Calvary Psalms: Covenantal Lament
Lamentation is the expression of deep sadness about the way things are. It is not simply “emoting” or “venting”—that can simply be raging into the void. In fact, it actually takes faith to lament truly. A person has to believe in the saving God, the God of covenant to truly lament, for lament involves speech with Him.
The greater our knowledge of the saving God, the deeper our experience of sadness in the world as it is. Jesus was often grieved as he saw situations of trouble, death, sin and faithlessness—and he lamented it. Paul encountered such situations too—and he lamented it. This sadness is the flipside of hope and faith in God. It is because of our knowledge of the saving love of God, and His covenantal intention for the final renewing of all things, and the destruction of death, sin and evil at the end, that we can look at this world as it is, and feel deep sadness about the way things are. No faith, hope and love—no lamentation. Full faith, hope and love—true lamentation.
Psalm 88 is the most complete expression of lamentation in the Psalter. Of all the lamentations, it is the most grief-filled. All the way through the sufferer speaks directly to the LORD about his deep trouble. “The LORD” is the covenant name of God, that name by which Israel could be sure of the LORD’s mercy and grace, His slowness to anger, abundance in steadfast love and faithfulness, and full and free forgiveness. The psalm records the sufferer holding the LORD responsible for all that is happening.

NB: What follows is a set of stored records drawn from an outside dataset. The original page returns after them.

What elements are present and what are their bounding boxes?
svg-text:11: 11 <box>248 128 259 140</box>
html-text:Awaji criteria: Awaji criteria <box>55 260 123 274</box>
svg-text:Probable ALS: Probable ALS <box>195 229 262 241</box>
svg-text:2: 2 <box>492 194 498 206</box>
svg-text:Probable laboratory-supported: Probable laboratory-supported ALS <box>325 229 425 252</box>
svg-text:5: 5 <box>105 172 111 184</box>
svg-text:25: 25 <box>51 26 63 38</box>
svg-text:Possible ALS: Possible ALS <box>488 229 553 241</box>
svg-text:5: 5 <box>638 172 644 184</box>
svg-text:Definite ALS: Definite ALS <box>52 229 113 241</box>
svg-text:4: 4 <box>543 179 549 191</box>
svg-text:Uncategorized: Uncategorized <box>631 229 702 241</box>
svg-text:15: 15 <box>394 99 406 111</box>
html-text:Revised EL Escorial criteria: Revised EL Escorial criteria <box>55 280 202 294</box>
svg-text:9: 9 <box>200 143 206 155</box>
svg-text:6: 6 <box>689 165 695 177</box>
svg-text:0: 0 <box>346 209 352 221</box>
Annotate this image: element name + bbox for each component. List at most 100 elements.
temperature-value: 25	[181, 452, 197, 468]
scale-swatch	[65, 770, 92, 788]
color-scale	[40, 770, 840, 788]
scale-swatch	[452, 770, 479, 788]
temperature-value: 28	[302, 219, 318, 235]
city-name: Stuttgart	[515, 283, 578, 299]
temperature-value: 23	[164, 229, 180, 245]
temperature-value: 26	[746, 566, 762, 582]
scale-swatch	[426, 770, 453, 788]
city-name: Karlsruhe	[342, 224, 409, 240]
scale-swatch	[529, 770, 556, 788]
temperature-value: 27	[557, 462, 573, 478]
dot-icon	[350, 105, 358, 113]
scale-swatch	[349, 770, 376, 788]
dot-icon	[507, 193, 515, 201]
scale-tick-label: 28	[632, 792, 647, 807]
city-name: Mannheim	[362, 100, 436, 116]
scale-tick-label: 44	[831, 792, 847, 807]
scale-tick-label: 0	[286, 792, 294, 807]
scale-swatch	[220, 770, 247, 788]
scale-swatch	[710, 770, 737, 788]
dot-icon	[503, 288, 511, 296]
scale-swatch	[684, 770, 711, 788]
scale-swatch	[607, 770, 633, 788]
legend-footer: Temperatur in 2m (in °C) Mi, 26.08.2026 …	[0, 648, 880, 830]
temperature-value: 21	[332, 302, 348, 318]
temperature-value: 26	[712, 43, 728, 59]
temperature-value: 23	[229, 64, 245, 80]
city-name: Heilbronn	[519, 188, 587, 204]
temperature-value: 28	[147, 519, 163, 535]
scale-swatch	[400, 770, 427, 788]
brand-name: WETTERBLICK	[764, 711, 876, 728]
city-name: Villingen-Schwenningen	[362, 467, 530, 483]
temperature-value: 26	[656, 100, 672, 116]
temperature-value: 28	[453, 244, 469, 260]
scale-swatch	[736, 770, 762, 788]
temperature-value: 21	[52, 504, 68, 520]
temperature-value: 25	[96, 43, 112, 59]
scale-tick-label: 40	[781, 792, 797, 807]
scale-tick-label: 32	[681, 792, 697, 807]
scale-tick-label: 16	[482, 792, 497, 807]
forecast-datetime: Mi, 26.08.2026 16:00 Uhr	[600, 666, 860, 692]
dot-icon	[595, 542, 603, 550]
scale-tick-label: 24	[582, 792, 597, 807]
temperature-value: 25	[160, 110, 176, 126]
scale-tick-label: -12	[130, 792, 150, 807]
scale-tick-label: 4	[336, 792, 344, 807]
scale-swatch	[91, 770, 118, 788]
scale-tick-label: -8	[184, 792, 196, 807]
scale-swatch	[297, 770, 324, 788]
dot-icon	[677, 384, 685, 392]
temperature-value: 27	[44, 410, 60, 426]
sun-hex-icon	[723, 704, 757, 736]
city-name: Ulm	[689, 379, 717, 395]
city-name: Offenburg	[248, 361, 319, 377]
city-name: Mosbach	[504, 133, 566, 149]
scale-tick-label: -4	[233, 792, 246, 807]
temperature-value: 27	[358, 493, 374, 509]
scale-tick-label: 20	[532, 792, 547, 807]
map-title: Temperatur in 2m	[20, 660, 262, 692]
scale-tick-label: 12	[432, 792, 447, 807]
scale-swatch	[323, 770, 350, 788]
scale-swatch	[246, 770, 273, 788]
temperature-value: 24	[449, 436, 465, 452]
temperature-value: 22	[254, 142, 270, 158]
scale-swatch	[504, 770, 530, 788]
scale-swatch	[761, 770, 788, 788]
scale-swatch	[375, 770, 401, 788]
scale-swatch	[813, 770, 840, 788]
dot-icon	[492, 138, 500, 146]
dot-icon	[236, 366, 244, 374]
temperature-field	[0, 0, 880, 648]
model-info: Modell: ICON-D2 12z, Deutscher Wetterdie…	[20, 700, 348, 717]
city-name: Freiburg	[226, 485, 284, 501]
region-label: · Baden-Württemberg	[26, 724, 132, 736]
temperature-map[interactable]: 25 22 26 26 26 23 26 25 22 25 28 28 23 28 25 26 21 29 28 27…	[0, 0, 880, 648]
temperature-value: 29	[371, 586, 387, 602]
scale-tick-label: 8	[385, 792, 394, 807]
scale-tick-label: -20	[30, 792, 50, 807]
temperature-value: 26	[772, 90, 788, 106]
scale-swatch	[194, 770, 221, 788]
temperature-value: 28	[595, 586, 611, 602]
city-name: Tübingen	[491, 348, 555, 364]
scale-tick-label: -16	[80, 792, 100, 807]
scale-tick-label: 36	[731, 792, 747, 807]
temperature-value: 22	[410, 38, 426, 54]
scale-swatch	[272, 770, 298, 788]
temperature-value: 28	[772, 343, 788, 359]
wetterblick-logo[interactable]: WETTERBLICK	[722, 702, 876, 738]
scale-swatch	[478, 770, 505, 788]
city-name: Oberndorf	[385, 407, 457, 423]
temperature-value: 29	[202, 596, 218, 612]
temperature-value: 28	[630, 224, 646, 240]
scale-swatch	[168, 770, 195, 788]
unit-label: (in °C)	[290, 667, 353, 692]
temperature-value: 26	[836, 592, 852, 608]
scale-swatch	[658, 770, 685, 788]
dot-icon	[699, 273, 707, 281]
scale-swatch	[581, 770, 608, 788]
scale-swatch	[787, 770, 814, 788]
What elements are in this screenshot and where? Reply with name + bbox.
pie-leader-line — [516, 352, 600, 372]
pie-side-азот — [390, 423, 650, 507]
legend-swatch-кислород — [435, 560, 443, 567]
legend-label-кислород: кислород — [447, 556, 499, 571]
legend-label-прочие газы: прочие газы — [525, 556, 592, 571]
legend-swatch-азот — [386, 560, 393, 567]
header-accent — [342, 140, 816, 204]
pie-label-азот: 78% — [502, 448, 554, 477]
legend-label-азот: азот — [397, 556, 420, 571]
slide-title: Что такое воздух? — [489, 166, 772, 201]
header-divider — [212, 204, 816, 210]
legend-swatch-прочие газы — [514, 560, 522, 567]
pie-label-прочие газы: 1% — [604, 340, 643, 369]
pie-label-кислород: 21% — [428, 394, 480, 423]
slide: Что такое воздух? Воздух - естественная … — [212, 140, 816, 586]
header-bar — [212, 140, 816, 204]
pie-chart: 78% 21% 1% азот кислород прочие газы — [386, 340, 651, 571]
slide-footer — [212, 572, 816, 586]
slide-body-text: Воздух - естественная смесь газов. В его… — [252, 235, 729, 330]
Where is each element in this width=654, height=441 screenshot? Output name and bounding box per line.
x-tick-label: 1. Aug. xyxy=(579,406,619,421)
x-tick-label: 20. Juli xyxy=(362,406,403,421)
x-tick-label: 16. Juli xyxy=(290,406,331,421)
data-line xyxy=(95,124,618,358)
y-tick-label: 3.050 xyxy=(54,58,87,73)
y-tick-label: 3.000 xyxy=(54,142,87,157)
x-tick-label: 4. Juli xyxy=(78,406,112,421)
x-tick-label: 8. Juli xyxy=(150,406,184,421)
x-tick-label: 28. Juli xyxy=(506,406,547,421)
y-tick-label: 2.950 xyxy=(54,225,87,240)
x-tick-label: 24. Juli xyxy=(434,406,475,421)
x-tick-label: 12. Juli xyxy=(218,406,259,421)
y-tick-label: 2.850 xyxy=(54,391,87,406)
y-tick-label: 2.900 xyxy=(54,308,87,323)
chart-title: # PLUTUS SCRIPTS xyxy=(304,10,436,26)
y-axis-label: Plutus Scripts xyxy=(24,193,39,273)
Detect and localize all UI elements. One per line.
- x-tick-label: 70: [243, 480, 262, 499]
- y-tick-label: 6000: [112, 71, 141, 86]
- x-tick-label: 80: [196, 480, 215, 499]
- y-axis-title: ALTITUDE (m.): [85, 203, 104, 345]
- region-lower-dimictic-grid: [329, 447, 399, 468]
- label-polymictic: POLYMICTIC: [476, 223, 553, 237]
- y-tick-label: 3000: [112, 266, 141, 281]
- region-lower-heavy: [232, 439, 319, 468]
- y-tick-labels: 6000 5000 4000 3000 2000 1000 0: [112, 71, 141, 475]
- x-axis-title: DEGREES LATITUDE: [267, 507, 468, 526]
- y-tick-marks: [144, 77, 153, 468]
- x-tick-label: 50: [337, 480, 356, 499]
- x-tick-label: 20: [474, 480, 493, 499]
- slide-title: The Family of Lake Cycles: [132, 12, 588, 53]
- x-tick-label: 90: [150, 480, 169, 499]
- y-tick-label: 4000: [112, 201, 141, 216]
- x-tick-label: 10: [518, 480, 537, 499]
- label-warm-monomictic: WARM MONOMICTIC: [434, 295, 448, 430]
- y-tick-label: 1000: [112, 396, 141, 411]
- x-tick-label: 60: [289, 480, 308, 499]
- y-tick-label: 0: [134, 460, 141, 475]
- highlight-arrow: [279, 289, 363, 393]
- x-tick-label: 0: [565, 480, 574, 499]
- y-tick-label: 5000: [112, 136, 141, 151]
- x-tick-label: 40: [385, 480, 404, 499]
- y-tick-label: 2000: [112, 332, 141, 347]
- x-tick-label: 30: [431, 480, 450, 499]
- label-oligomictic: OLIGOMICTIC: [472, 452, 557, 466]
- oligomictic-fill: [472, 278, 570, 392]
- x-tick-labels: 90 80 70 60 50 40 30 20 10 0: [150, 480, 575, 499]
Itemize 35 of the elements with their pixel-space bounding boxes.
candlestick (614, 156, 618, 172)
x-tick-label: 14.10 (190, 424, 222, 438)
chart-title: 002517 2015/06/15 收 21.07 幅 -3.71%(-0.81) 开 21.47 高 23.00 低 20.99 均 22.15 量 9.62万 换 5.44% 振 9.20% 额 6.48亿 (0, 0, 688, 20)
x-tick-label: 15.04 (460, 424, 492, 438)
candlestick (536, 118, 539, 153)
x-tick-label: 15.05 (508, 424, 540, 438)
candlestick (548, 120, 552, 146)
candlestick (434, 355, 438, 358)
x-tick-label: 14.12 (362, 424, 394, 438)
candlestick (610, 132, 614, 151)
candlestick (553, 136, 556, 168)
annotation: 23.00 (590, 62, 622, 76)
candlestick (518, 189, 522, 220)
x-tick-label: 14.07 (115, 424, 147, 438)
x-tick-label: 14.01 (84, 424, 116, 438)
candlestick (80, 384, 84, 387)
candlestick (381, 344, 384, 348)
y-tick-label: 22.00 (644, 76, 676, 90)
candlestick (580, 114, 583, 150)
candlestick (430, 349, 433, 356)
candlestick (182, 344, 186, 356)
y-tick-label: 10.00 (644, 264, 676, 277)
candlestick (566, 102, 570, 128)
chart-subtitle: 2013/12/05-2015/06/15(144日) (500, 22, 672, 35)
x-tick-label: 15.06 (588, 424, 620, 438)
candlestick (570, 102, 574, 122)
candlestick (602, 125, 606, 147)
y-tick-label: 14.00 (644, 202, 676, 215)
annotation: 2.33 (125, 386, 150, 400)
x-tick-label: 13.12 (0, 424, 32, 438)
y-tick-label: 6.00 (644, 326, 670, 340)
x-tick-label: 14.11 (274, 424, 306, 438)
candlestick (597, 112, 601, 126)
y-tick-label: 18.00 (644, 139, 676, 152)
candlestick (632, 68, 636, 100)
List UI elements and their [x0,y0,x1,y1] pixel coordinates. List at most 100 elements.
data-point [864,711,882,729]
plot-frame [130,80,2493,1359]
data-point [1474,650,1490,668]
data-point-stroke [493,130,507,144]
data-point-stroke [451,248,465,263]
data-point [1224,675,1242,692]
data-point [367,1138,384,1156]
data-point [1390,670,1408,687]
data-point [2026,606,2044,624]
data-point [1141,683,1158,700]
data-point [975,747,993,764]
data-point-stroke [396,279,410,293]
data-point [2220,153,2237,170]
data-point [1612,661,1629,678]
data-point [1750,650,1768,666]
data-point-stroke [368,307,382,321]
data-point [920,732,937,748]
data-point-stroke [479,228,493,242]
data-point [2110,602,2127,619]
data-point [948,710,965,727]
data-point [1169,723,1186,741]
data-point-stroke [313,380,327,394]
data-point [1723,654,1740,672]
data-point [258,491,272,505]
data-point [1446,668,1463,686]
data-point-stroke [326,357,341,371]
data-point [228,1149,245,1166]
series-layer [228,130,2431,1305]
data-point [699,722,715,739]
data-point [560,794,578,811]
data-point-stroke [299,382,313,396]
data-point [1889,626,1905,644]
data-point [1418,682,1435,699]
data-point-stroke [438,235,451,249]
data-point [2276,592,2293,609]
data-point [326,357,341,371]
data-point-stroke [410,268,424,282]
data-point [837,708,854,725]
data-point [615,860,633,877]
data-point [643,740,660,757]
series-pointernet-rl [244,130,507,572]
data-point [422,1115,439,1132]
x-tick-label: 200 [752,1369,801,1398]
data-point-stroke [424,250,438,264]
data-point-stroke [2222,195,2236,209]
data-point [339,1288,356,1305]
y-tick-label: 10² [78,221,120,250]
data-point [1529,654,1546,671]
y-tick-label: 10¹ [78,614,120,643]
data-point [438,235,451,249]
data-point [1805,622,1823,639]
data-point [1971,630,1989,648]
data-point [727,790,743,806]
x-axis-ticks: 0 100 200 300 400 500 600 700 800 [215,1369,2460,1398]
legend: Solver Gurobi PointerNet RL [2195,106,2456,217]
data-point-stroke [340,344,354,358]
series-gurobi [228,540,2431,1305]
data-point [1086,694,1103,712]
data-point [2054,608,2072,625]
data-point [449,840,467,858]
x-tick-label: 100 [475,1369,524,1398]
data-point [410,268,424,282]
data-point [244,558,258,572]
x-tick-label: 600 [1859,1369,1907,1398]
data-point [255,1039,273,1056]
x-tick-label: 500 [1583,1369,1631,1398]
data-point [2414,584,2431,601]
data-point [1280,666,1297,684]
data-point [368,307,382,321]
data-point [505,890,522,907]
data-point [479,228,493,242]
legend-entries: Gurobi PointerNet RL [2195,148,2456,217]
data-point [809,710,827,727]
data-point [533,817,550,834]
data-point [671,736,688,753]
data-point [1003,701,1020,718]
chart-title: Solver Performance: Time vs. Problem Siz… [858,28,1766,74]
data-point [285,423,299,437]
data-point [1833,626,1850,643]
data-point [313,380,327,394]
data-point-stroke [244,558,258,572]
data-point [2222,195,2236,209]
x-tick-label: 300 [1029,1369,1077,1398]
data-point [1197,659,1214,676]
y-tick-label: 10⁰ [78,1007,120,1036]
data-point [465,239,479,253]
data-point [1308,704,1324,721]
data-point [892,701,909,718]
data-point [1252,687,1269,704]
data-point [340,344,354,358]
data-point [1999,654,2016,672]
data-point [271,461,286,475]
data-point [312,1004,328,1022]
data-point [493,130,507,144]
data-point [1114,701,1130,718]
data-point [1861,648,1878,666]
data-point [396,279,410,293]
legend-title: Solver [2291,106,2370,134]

He asks the LORD questions—deep, searching questions—about what is happening, why this is happening when the LORD is the covenant God. The psalm has no “happy ending.” There is no resolution of the grief into praise. It is like a compressed version of the book of Job, but starker, without the enclosing framework which spells out the covenant purposes of God in what happens to Job. This is the person who believes in the covenant God of grace in the middle of suffering when he or she cannot see how it connects to God’s covenant purposes.
It is so good that this psalm is there in Israel’s songbook. Suffering can be lonely, hard, bewildering. Jesus himself entered into the deepest suffering of all—the lonely, hard, bewildering suffering of bearing the sins of the world and the judgment of God on sin. Jesus is the true pray-er of this prayer. This psalm encourages us to speak to the Father out of our bewilderment and loneliness, to not think foolishly that the Father is not in control, to express our pain to Him and to ask Him our searching questions, and to wait and persist in lamentation when we do not get an immediate answer from Him.